Governing law and jurisdiction

“This Agreement is governed by the laws of New South Wales.”

“The parties submit to the non-exclusive jurisdiction of the courts of New South Wales in relation to any proceedings in connection with this agreement.”

Legal concepts and drafting differ from place to place depending on the governing law. Usually, the agreed governing law will have a substantial or predominant connection with the place of the agreement.

The need for this clause is even more pronounced where parties are from different countries. In the absence of an appropriate governing law clause, the result may be contrary to the intention of the parties.

The second paragraph of the clause as to jurisdiction provides certainty because it has been agreed that at least one court can determine any dispute.

Entire agreement

“This document is the entire agreement between the parties in relation to its subject matter.
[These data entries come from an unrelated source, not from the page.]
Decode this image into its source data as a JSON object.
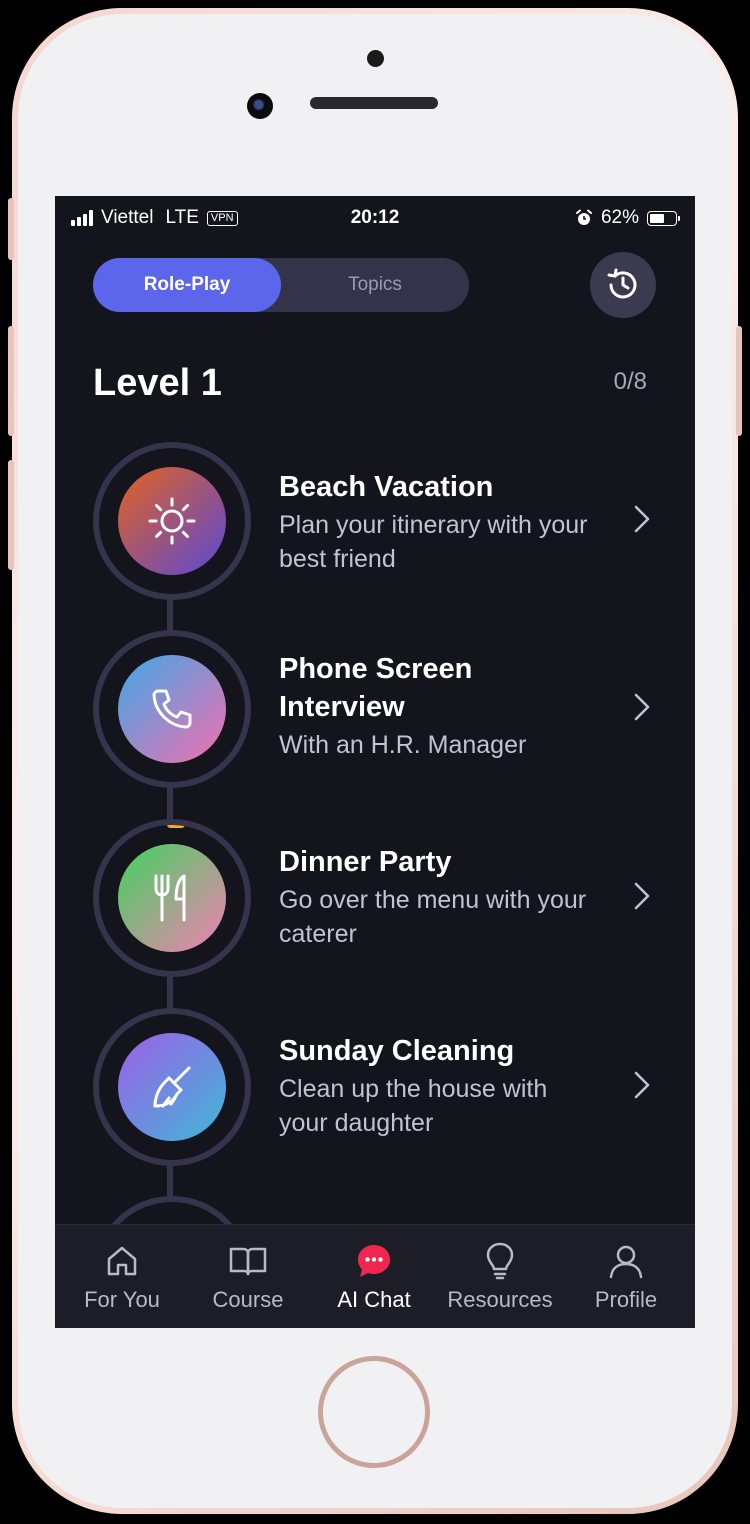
{
  "status_bar": {
    "carrier": "Viettel",
    "network": "LTE",
    "vpn": "VPN",
    "time": "20:12",
    "battery": "62%",
    "battery_level": 0.62
  },
  "segmented_control": {
    "active": "Role-Play",
    "inactive": "Topics"
  },
  "history_button": {
    "icon": "history-icon"
  },
  "level": {
    "title": "Level 1",
    "progress": "0/8"
  },
  "lessons": [
    {
      "title": "Beach Vacation",
      "subtitle": "Plan your itinerary with your best friend",
      "icon": "sun-icon",
      "colors": [
        "#e2631d",
        "#5a48d8"
      ]
    },
    {
      "title": "Phone Screen Interview",
      "subtitle": "With an H.R. Manager",
      "icon": "phone-icon",
      "colors": [
        "#3da8e8",
        "#f46fae"
      ]
    },
    {
      "title": "Dinner Party",
      "subtitle": "Go over the menu with your caterer",
      "icon": "fork-knife-icon",
      "colors": [
        "#3fd45e",
        "#f27fb2"
      ]
    },
    {
      "title": "Sunday Cleaning",
      "subtitle": "Clean up the house with your daughter",
      "icon": "broom-icon",
      "colors": [
        "#9f5fe8",
        "#3fb7d6"
      ]
    }
  ],
  "tabs": [
    {
      "label": "For You",
      "icon": "home-icon"
    },
    {
      "label": "Course",
      "icon": "book-icon"
    },
    {
      "label": "AI Chat",
      "icon": "chat-icon",
      "active": true,
      "color": "#f0264f"
    },
    {
      "label": "Resources",
      "icon": "lightbulb-icon"
    },
    {
      "label": "Profile",
      "icon": "user-icon"
    }
  ]
}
Neither any negotiations between them nor any document agreed or signed by them prior to the date of this document in relation to its subject matter is of any contractual effect.”

The purpose of an such a clause is to confirm that the agreement ultimately reached is completely dealt with in that document and that any prior agreements, understandings or negotiations in relation to that subject matter are superseded by the signed document.

Severability

“If any provision of this agreement is prohibited, invalid or unenforceable, that provision will be ineffective to the extent of the prohibition, invalidity or unenforceability without invalidating the remaining provisions of this agreement unless it materially alters the nature or material terms of this agreement.”
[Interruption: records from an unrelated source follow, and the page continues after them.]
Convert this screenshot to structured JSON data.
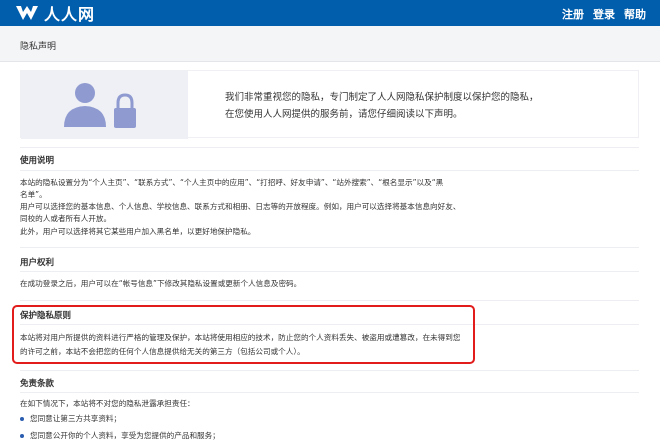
{
  "header": {
    "logo_text": "人人网",
    "nav": [
      {
        "label": "注册"
      },
      {
        "label": "登录"
      },
      {
        "label": "帮助"
      }
    ],
    "colors": {
      "bar": "#005eac"
    }
  },
  "page": {
    "title": "隐私声明"
  },
  "banner": {
    "line1": "我们非常重视您的隐私，专门制定了人人网隐私保护制度以保护您的隐私，",
    "line2": "在您使用人人网提供的服务前，请您仔细阅读以下声明。"
  },
  "sections": {
    "usage": {
      "title": "使用说明",
      "lines": [
        "本站的隐私设置分为“个人主页”、“联系方式”、“个人主页中的应用”、“打招呼、好友申请”、“站外搜索”、“根名显示”以及“黑",
        "名单”。",
        "用户可以选择您的基本信息、个人信息、学校信息、联系方式和相册、日志等的开放程度。例如，用户可以选择将基本信息向好友、",
        "同校的人或者所有人开放。",
        "此外，用户可以选择将其它某些用户加入黑名单，以更好地保护隐私。"
      ]
    },
    "rights": {
      "title": "用户权利",
      "lines": [
        "在成功登录之后，用户可以在“帐号信息”下修改其隐私设置或更新个人信息及密码。"
      ]
    },
    "principles": {
      "title": "保护隐私原则",
      "lines": [
        "本站将对用户所提供的资料进行严格的管理及保护，本站将使用相应的技术，防止您的个人资料丢失、被盗用或遭篡改，在未得到您",
        "的许可之前，本站不会把您的任何个人信息提供给无关的第三方（包括公司或个人）。"
      ]
    },
    "disclaimer": {
      "title": "免责条款",
      "intro": "在如下情况下，本站将不对您的隐私泄露承担责任：",
      "bullets": [
        "您同意让第三方共享资料；",
        "您同意公开你的个人资料，享受为您提供的产品和服务；"
      ]
    }
  }
}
The purpose of such a clause is to seek to ensure that an invalid clause does not render an entire agreement invalid. However, if the severed clause is central to the commercial arrangement agreed upon, then such a clause not be appropriate or it may require alteration in that regard.

Counterparts

“This agreement may be signed in any number of counterparts which, when taken together, will constitute the agreement.”
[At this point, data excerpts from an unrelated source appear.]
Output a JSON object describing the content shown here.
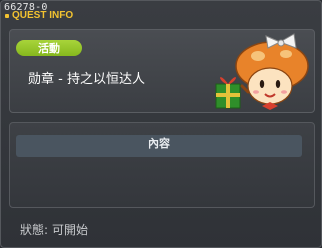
{
  "window": {
    "quest_id": "66278-0",
    "title": "QUEST INFO"
  },
  "quest": {
    "category": "活動",
    "name": "勋章 - 持之以恒达人"
  },
  "content": {
    "header": "內容"
  },
  "status": {
    "label": "狀態:",
    "value": "可開始"
  },
  "colors": {
    "title_accent": "#f2c230",
    "category_badge": "#9bc92f"
  }
}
The purpose of such a clause is to enable an agreement to be signed in multiple places and times, avoiding the need for all parties to be present at the same place and time, which in many instances is neither physically or commercially practical.

Notices

“All notices to be given under this agreement must be in writing and sent by personal delivery, fax or email to the address of the relevant party…”

This type of clause describes way to give notices and would normally include provisions as to when notices are deemed to be served depending on the mode of delivery of the notice.

No waiver

“Failure by a party to exercise or delay in exercising a right, power or remedy under this agreement does not prevent its exercise at a later time.”

This sort of clause seeks to ensure that a party is not deemed or implied to have given up its rights (only rights stated in the agreement) without expressly doing so. Otherwise, it may be open to infer consent if nothing is done in relation to that right.

All clauses regardless of how standard or simple an agreement may be should be considered on a document by document basis to ensure they are appropriate to the relevant agreement.